Geometry adaptive waveformer for cardio-vascular modeling
This work addresses the problem of computationally expensive numerical simulations for cardiovascular modeling, offering a machine learning solution that could benefit clinical applications, though it appears incremental in its approach.
The paper tackled the challenge of modeling cardiovascular anatomies by proposing a geometry adaptive waveformer model to predict blood flow dynamics, achieving results that address computational efficiency and accuracy in clinical settings.

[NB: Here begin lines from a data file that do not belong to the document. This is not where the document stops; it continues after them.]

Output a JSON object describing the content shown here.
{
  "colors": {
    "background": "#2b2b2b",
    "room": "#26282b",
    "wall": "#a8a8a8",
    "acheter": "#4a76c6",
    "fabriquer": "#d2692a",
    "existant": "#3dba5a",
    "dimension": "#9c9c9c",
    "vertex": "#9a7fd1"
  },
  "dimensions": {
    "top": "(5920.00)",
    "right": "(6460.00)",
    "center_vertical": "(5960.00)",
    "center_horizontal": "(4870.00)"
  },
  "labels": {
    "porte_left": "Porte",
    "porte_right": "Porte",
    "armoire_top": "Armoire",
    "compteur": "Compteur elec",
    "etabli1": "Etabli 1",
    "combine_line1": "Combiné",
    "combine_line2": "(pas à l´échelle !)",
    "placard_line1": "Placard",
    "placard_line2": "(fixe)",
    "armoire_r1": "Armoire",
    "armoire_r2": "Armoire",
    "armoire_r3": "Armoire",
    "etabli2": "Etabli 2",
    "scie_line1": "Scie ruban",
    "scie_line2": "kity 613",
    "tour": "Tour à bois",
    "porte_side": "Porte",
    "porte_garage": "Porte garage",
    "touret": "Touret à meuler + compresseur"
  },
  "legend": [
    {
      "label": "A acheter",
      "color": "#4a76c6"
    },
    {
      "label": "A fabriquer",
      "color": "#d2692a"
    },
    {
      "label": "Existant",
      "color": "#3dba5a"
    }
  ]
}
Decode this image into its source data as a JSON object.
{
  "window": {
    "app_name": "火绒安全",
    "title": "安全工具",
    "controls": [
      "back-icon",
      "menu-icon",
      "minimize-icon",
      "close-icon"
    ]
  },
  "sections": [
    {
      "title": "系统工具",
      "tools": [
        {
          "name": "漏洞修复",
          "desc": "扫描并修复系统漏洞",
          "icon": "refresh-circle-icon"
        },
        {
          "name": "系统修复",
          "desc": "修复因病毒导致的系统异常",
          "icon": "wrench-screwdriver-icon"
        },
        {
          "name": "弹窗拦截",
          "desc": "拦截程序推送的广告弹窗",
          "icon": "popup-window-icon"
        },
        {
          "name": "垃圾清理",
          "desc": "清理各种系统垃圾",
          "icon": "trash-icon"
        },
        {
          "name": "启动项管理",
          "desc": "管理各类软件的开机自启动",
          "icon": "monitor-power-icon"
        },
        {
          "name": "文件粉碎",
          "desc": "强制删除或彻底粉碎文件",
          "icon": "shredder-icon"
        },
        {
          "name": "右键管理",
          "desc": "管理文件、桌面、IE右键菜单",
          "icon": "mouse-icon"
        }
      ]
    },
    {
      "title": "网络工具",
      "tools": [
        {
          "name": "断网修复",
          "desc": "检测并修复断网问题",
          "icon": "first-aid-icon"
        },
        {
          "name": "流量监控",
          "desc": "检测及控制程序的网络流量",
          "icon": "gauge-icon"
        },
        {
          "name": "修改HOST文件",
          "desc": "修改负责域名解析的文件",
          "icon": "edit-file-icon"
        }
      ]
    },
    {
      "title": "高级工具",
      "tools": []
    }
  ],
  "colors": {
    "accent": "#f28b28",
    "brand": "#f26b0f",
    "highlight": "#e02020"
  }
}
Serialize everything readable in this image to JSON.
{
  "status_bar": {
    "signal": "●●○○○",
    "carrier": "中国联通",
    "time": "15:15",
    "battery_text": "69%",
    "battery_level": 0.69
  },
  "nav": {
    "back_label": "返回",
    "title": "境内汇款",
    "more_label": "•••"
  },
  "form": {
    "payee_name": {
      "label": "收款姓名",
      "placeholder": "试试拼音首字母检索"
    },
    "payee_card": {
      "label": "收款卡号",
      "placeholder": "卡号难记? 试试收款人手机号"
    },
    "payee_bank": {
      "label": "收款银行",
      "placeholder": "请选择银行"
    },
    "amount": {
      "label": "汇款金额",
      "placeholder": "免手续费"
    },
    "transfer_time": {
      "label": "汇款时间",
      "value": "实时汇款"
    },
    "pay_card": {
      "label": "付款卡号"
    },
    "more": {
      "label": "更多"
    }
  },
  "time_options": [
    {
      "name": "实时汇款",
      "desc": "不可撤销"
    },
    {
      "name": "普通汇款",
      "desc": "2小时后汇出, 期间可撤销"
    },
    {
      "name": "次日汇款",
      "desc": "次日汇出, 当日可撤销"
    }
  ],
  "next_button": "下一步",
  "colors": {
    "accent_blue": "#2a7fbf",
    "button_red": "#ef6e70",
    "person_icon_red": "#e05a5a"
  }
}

Modeling cardiovascular anatomies poses a significant challenge due to their complex, irregular structures and inherent pathological conditions. Numerical simulations, while accurate, are often computationally expensive, limiting their practicality in clinical settings. Traditional machine learning methods, on the other hand, often struggle with some major hurdles, including high dimensionality of the inputs, inability to effectively work with irregular grids, and preserving the time dependencies of responses in dynamic problems. In response to these challenges, we propose a geometry adaptive waveformer model to predict blood flow dynamics in the cardiovascular system. The framework is primarily composed of three components: a geometry encoder, a geometry decoder, and a waveformer. The encoder transforms input defined on the irregular domain to a regular domain using a graph operator-based network and signed distance functions. The waveformer operates on the transformed field on the irregular grid. Finally, the decoder reverses this process, transforming the output from the regular grid back to the physical space. We evaluate the efficacy of the approach on different sets of cardiovascular data.